SURABAYA, iNewsMojokerto.id - Universitas 17 Agustus 1945 (Untag) Surabaya membantu para petani pembudidaya jamur tiram agar dapat naik kelas. Hal itu diwujudkan dengan cara memberikan pendampingan untuk mengolah hingga memasarkan hasil panen mereka agar memiliki nilai ekonomi yang lebih tinggi.
Kegiatan pengabdian kepada masyarakat (PKM) program kemitraan masyarakat dari Direktorat Riset, Teknologi dan Pengabdian kepada Masyarakat (DRTPM) Kemendikbudristekdikti ini diinisiasi oleh empat orang dosen Untag Surabaya dengan diketuai oleh Tries Ellia Sandari. Selain itu juga terdapat anggota yakni; Ida Ayu Nuh Kartini, Pramita Studiviany Soemadijo dan Rini Rahayu Sihmawati.
Melalui program bertema Implementasi Inovasi Budidaya Jamur dalam Upaya Pengelolaan Produk Olahan Jamur di Lembah Tjeruk Desa Sajen, Kecamatan Pacet, Kabupaten Mojokerto ini para dosen Untag ingin agar para petani tidak lagi hanya menjual jamur dalam kondisi mentah.
"Itu kan harganya murah bisa Rp.7.500 sampai paling banter Rp.15.000, tapi kalau dijual dengan cara diproses seperti jamur krispi, kaldu jamur kan harganya tinggi," jelas Tries Ellia Sandari saat dihubungi, Sabtu (14/9/2024).

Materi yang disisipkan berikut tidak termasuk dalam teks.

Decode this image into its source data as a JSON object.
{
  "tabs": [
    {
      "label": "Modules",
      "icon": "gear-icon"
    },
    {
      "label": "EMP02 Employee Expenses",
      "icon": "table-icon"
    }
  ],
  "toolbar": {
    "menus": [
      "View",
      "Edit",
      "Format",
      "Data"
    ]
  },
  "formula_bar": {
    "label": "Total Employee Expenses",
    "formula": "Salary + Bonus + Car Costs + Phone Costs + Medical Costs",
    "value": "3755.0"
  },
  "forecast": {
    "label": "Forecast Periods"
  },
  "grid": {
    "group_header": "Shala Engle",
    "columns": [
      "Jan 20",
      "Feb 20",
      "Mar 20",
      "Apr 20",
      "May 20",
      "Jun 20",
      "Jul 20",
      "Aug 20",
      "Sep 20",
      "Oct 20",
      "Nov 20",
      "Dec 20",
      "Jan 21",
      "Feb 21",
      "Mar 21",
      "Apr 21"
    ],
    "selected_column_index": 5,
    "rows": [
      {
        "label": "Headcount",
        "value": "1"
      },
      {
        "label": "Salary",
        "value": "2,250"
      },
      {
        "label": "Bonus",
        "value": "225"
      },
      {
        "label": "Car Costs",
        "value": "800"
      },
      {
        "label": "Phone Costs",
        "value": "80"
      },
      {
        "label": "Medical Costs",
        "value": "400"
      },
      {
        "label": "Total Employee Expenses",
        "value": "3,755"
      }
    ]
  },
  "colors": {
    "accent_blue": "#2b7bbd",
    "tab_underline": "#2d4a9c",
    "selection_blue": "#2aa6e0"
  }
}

Tries mengungkapkan, bahwa jamur memiliki potensi yang besar sebagai makanan yang memiliki nilai gizi tidak kalah dari daging dan sejenisnya. Ditambah lagi dengan harga yang relatif lebih murah, rasa jamur yang sudah diolah sangat nikmat dan baik dinikmati oleh seluruh kalangan khususnya anak-anak dan balita.
Ditambah lagi, budaya kuliner di dunia saat ini telah lama memanfaatkan jamur sebagai bahan makanan utama. Hal ini pun menjadi tantangan agar para pembudidaya sehingga nantinya mampu merubah budaya pemenuhan kebutuhan protein dari hewani ke nabati.
"Di Korea jika dilihat dari budaya maka jamur dianggap sebagai sumber protein nabati yang baik dan sering digunakan dalam masakan vegetarian atau vegan. Untuk China jika dilihat dari nilai budayanya maka Jamur dianggap sebagai simbol kesehatan dan umur panjang," ungkapnya.